ロバート・S・ロペス『中世の商業革命』

中世の商業革命―ヨーロッパ950‐1350 (りぶらりあ選書)

中世の商業革命―ヨーロッパ950‐1350 (りぶらりあ選書)

 名著の翻訳。あちこちで引用されるような本なので、翻訳されたのは喜ばしい。
 しかし、いかんせん内容が古い。原著が1976年刊行なので、90年代には翻訳されて欲しかった本。まあ、世の中そんな本がごろごろしているのだけれど。
 問題は、前近代の社会に近代経済学の手法を取り入れる手法そのものにあると思う。
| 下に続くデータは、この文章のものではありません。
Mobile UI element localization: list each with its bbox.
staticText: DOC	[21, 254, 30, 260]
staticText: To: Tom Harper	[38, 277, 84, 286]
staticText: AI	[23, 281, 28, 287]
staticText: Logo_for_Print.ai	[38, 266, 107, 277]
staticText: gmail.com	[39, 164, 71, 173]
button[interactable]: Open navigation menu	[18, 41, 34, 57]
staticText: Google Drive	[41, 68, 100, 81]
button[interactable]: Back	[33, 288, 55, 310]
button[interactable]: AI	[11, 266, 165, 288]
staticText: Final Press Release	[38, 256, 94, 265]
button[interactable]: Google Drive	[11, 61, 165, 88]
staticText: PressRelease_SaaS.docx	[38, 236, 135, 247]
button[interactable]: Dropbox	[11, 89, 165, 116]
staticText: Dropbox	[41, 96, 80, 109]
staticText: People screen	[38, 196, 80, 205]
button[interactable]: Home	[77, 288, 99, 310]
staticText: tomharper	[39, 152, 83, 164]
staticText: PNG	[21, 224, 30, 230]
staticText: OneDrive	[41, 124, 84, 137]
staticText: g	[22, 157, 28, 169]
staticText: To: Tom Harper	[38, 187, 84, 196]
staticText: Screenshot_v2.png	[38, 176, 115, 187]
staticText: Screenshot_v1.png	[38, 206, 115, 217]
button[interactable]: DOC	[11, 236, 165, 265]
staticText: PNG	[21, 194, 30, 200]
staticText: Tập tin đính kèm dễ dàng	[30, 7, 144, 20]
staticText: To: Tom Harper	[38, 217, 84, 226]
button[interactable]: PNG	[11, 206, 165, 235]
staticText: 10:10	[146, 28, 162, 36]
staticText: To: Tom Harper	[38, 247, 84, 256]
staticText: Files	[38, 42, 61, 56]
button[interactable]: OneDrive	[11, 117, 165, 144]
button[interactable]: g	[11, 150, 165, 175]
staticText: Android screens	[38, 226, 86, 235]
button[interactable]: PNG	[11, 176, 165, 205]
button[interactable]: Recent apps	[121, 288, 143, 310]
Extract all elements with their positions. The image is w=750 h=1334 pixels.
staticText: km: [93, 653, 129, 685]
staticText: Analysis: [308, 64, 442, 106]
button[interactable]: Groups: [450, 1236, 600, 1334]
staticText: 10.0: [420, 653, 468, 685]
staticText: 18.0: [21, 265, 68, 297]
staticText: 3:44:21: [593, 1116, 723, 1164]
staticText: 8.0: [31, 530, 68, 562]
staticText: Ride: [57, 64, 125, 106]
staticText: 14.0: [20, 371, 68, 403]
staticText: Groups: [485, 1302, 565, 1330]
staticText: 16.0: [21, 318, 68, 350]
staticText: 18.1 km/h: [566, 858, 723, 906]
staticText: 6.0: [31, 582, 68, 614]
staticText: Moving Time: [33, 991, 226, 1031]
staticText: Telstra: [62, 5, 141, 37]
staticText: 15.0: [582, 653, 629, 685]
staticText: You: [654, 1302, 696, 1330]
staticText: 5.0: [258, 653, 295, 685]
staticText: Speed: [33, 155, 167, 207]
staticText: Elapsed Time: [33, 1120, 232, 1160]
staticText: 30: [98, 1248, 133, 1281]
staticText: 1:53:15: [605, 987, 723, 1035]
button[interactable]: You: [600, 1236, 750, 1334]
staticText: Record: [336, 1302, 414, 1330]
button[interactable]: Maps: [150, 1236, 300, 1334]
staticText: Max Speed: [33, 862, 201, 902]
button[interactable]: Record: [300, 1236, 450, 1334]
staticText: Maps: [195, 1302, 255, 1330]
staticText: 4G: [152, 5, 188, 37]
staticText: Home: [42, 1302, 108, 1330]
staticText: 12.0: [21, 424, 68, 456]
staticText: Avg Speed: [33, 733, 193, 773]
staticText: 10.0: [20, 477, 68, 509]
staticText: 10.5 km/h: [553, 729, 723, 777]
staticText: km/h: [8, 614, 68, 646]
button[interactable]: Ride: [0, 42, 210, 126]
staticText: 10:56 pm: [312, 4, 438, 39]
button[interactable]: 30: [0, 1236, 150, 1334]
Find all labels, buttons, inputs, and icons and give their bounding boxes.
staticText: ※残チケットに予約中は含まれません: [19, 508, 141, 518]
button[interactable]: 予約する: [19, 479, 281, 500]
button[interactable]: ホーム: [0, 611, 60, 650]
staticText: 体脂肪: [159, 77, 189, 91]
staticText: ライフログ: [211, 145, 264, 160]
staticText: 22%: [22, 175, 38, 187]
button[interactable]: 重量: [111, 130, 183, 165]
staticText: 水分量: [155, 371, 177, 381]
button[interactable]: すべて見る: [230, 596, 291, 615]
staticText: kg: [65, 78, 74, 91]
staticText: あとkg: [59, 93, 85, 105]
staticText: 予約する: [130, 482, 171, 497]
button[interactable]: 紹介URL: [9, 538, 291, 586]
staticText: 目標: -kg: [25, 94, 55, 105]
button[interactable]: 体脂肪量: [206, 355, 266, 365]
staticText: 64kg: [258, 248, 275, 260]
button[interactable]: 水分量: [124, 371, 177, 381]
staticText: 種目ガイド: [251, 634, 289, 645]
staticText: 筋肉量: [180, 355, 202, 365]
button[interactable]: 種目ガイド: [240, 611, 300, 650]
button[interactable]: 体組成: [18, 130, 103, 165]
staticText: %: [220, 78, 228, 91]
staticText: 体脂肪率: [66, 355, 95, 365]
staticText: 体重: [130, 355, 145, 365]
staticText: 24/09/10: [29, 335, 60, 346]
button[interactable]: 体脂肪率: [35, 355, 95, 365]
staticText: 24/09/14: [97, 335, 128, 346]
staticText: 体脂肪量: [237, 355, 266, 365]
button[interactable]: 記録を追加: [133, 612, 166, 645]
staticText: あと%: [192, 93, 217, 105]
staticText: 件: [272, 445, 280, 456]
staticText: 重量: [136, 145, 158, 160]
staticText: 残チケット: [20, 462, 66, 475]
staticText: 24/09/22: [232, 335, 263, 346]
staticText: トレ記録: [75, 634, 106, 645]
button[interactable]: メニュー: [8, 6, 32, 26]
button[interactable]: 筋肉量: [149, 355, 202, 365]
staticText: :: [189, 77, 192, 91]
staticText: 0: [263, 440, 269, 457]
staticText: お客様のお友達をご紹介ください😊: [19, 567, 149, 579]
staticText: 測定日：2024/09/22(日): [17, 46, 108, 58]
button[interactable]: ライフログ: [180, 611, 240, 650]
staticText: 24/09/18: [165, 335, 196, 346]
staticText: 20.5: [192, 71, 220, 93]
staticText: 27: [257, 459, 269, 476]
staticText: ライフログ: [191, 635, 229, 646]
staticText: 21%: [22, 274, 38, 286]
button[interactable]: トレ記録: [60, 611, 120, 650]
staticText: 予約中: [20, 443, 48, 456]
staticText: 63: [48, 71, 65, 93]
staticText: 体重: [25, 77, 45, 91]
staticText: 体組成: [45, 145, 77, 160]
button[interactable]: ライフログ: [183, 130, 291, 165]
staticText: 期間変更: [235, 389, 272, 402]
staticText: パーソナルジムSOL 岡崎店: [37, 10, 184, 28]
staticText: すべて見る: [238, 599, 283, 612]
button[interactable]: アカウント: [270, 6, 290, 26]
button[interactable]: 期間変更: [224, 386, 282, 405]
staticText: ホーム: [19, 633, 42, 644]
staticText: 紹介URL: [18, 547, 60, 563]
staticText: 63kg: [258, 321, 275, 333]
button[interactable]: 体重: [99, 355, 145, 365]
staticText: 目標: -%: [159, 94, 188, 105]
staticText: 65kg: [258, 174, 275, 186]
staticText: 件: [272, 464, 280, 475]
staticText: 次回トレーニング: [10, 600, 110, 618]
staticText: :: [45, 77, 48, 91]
特に、ローマ時代を、投資や余剰生産物、利潤と言った概念で分析するのは、完全に的外れだろう。かなり後々まで、経済活動は市場での利潤を目的としたものではなかった(場所によっては現在も)。生存と社会秩序あるいは身分制的秩序の維持が優越していた。『縄文時代の商人』という本に、「余剰があるから交換するのではない、交換するために生産をする」というようなくだりがあったが(カッコ内は不正確、現物を引っ張り出すのが難しいので)、その通りで、近世あたりまでは「権力財」といった概念をより考慮すべきだろう。むしろ、文化人類学の成果を取り入れるほうが生産的なように思われる。
 また、封建的な農村と対立する都市、同業組合、奢侈品貿易の地中海と日用品貿易のバルト海の対照といった部分も古さを感じさせる。近年では、都市の地域的な性格が重視されるようになっているし、同業組合は経済的機能よりも、むしろ宗教的・相互扶助的な機能が重視されるようになっている。地中海とバルト海についても、このような対照は成立せず、地中海でも日常品の貿易が重視される一方、バルト海方面でも毛皮などの奢侈品貿易が認識されているように思われる。
 訳者のように教科書として使うなら広い範囲で目配りされているし使えなくもない(最近は地域的な研究が進んで、このような総合がやりにくくなっているし)が、少なくとも私にとってはそれほど使えそうな文献ではない。この本は図書館から借りて読んだが、まあ買う必要はないか。